I'm a beginner trying to learn bash script and I came across this snippet of a reference code and have no clue what it means because of all the $. Can anyone explain this to me?
for i in $(seq $1 1 $2)
do
mkdir /for/july23/$$_$i
cd $i
origin=$PWD
CodePudding user response:
Let's start with the first expression $(seq $1 1 $2), it runs the command seq in a subshell with the $() syntax.
If you type man seq on your terminal you get the following information:
NAME
seq - print a sequence of numbers
SYNOPSIS
seq [OPTION]... LAST
seq [OPTION]... FIRST LAST
seq [OPTION]... FIRST INCREMENT LAST
So seq when used with three arguments, generates numbers from FIRSTto LAST, with an offset equal to INCREMENTS.
So if you do seq 1 2 10, you'll get the sequence 1 3 5 7 9. Since in your code the increment is 1, it could be replaced by seq $1 $2, which would yield the same values, since the default increment is already 1.
Now for the line mkdir /for/july23/$$_$i, here you have two variables used to create a directory, the first $$ is the unique process id pid, and the other, $i is the current number in the sequence inside your for loop.
The line with cd $i changes the directory with that name, it fails if the directory $i does not exist.
And lastly, origin=$PWDassigns the value of a variable called PWD to a new one called origin. In bash, the command pwd refers to the current directory, so that is probably what the value of PWD is.

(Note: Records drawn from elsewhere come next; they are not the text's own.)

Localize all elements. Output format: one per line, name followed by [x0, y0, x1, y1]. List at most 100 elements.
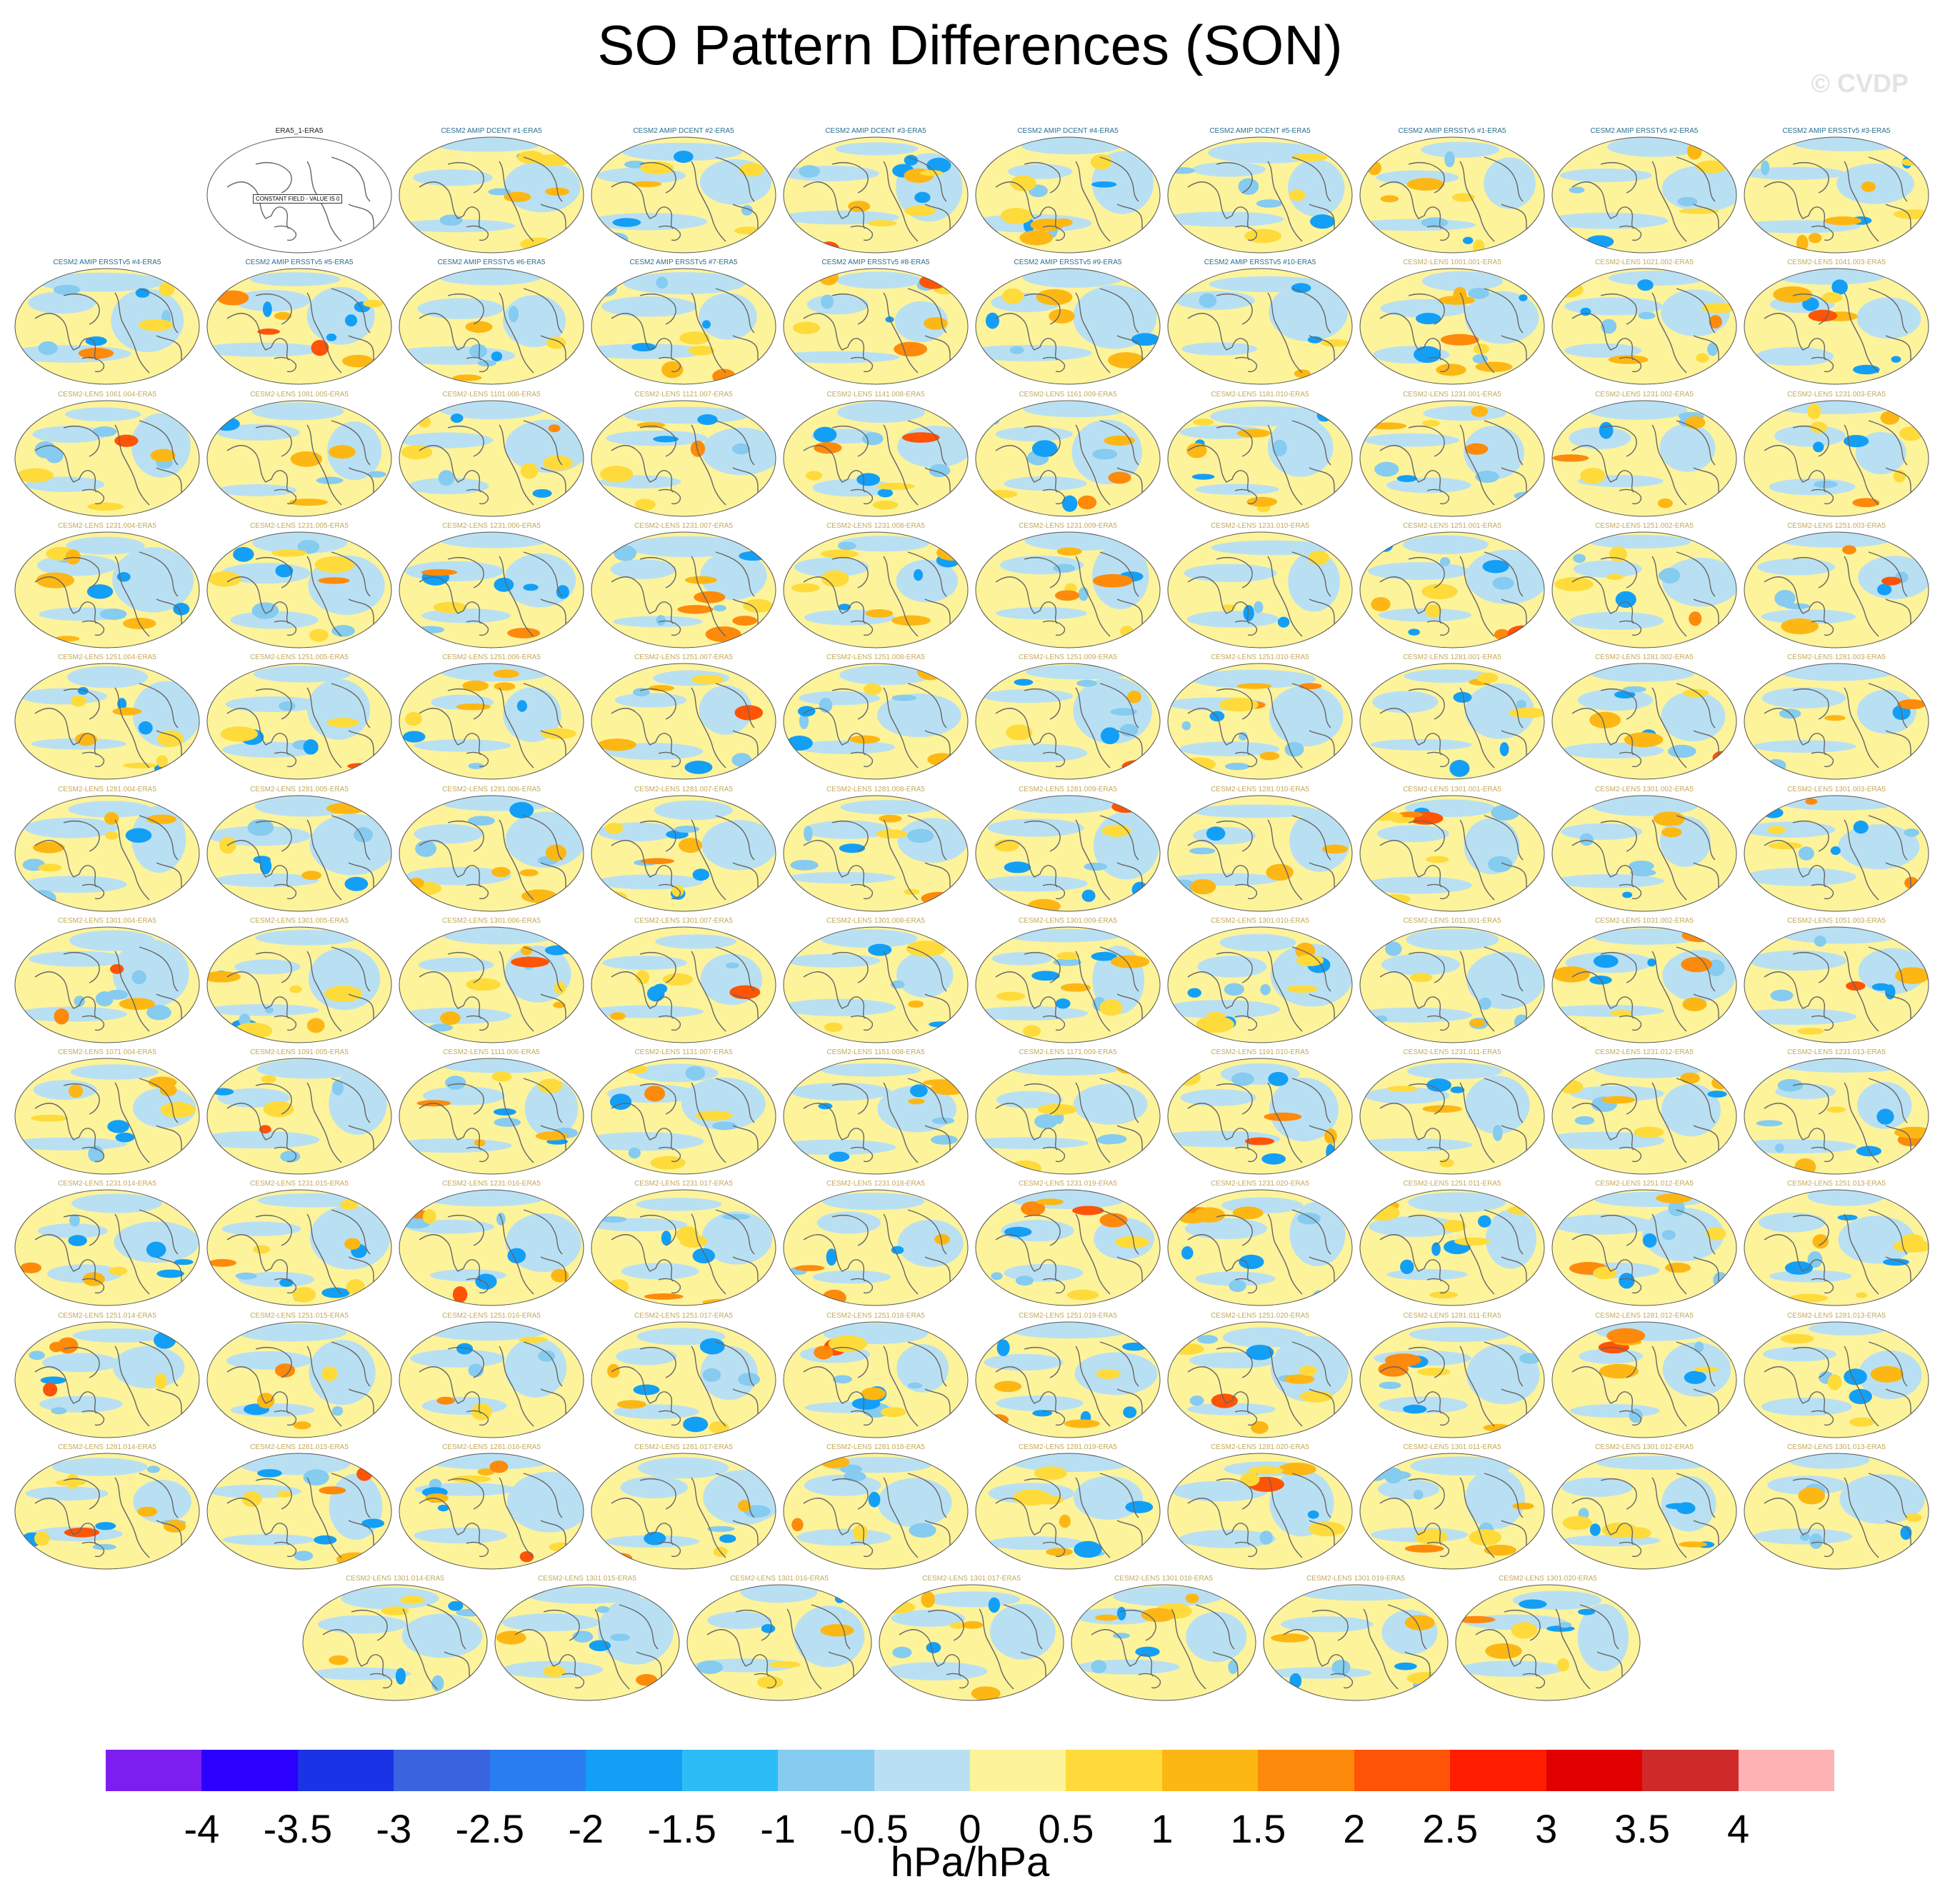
- negative-anomaly-core: [38, 341, 58, 356]
- positive-anomaly-core: [520, 945, 533, 956]
- negative-anomaly-core: [832, 1375, 853, 1383]
- panel-title: CESM2-LENS 1071.004-ERA5: [58, 1048, 156, 1057]
- positive-anomaly-core: [879, 814, 902, 823]
- positive-anomaly-core: [820, 1455, 850, 1468]
- globe-outline: [1167, 1321, 1353, 1438]
- difference-map-panel: CESM2-LENS 1301.014-ERA5: [301, 1575, 489, 1703]
- positive-anomaly-core: [474, 1139, 486, 1147]
- positive-anomaly-core: [549, 1542, 573, 1552]
- coastline: [1075, 1082, 1111, 1163]
- globe-outline: [14, 663, 200, 780]
- coastline: [1234, 1541, 1258, 1558]
- negative-anomaly-region: [1369, 1216, 1461, 1238]
- positive-anomaly-core: [340, 1199, 358, 1211]
- coastline: [1379, 839, 1442, 887]
- negative-anomaly-core: [344, 876, 369, 891]
- positive-anomaly-core: [1059, 1514, 1071, 1528]
- difference-map-panel: CESM2-LENS 1231.003-ERA5: [1743, 391, 1930, 519]
- positive-anomaly-core: [1296, 954, 1324, 966]
- negative-anomaly-region: [1761, 687, 1846, 709]
- coastline: [691, 1214, 726, 1295]
- positive-anomaly-core: [259, 1125, 271, 1134]
- negative-anomaly-core: [1238, 178, 1259, 195]
- negative-anomaly-core: [1414, 346, 1441, 364]
- negative-anomaly-core: [1131, 333, 1160, 346]
- coastline: [611, 1366, 674, 1414]
- coastline: [1571, 839, 1634, 887]
- negative-anomaly-region: [804, 1474, 881, 1496]
- coastline: [611, 839, 674, 887]
- negative-anomaly-region: [699, 293, 757, 340]
- negative-anomaly-region: [399, 219, 516, 233]
- coastline: [1868, 814, 1908, 860]
- globe-outline: [591, 1189, 776, 1306]
- positive-anomaly-core: [546, 336, 566, 349]
- coastline: [1676, 814, 1716, 860]
- positive-anomaly-core: [400, 1595, 425, 1605]
- negative-anomaly-region: [988, 1536, 1084, 1550]
- positive-anomaly-core: [861, 1387, 886, 1401]
- coastline: [850, 488, 874, 504]
- coastline: [803, 313, 866, 361]
- negative-anomaly-core: [116, 571, 131, 582]
- positive-anomaly-core: [1609, 546, 1627, 562]
- coastline: [1408, 820, 1445, 852]
- difference-map-panel: CESM2-LENS 1121.007-ERA5: [590, 391, 777, 519]
- coastline: [850, 225, 874, 241]
- coastline: [883, 1082, 919, 1163]
- positive-anomaly-core: [684, 576, 717, 584]
- negative-anomaly-region: [1406, 928, 1499, 951]
- negative-anomaly-core: [173, 602, 190, 616]
- coastline: [419, 1366, 481, 1414]
- coastline: [883, 1214, 919, 1295]
- negative-anomaly-core: [488, 188, 511, 196]
- positive-anomaly-core: [1426, 856, 1449, 863]
- colorbar: -4 -3.5 -3 -2.5 -2 -1.5 -1 -0.5 0 0.5 1 1.5 2 2.5 3 3.5…: [0, 1743, 1940, 1900]
- positive-anomaly-core: [1126, 691, 1142, 703]
- negative-anomaly-region: [1267, 417, 1334, 477]
- difference-map-panel: CESM2-LENS 1231.016-ERA5: [398, 1180, 585, 1308]
- difference-map-panel: CESM2-LENS 1301.009-ERA5: [974, 917, 1161, 1046]
- negative-anomaly-core: [95, 1522, 116, 1530]
- negative-anomaly-core: [438, 469, 454, 486]
- panel-title: CESM2-LENS 1251.016-ERA5: [442, 1311, 541, 1320]
- negative-anomaly-region: [1607, 137, 1702, 157]
- negative-anomaly-region: [207, 1003, 319, 1016]
- negative-anomaly-region: [306, 287, 375, 345]
- negative-anomaly-region: [1856, 297, 1921, 339]
- panel-title: CESM2-LENS 1231.014-ERA5: [58, 1180, 156, 1188]
- coastline: [1619, 620, 1642, 636]
- coastline: [1619, 357, 1642, 373]
- globe-outline: [1359, 136, 1545, 254]
- panel-title: CESM2-LENS 1301.013-ERA5: [1787, 1443, 1886, 1451]
- coastline: [1792, 556, 1829, 588]
- positive-anomaly-core: [904, 205, 936, 216]
- negative-anomaly-region: [1484, 157, 1536, 209]
- difference-map-panel: CESM2 AMIP DCENT #5-ERA5: [1166, 127, 1354, 256]
- negative-anomaly-core: [1092, 449, 1118, 459]
- positive-anomaly-core: [1436, 364, 1466, 376]
- coastline: [1792, 1478, 1829, 1510]
- coastline: [803, 444, 866, 493]
- coastline: [1868, 1209, 1908, 1255]
- coastline: [1484, 1341, 1524, 1387]
- globe-outline: [591, 268, 776, 385]
- globe-outline: [206, 531, 392, 648]
- negative-anomaly-region: [1113, 1586, 1224, 1607]
- positive-anomaly-core: [87, 502, 124, 511]
- negative-anomaly-core: [214, 416, 240, 431]
- coastline: [419, 444, 481, 493]
- positive-anomaly-core: [891, 615, 931, 626]
- globe-map: [879, 1584, 1064, 1701]
- positive-anomaly-core: [1861, 181, 1876, 192]
- coastline: [619, 1604, 659, 1650]
- globe-map: [1551, 400, 1737, 517]
- negative-anomaly-core: [264, 1006, 274, 1013]
- negative-anomaly-region: [237, 1323, 347, 1342]
- positive-anomaly-core: [1657, 498, 1673, 508]
- coastline: [691, 161, 726, 242]
- negative-anomaly-core: [1707, 1091, 1727, 1098]
- negative-anomaly-region: [1404, 669, 1492, 683]
- negative-anomaly-region: [1406, 1063, 1503, 1080]
- panel-title: CESM2-LENS 1251.017-ERA5: [634, 1311, 733, 1320]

CodePudding user response:
The $(seq $1 1 $2) introduces command substitution. It is replaced with the output of the command itself.
The $1, $2, $i, $$ and $PWD introduces parameter expansion. It is replaced with the value of the parameter.
So the code loop through each number on the output of seq $1 1 $2, creates the directory /for/july23/$$_$i, changes the working directory to $i and set the value of parameter origin to $PWD.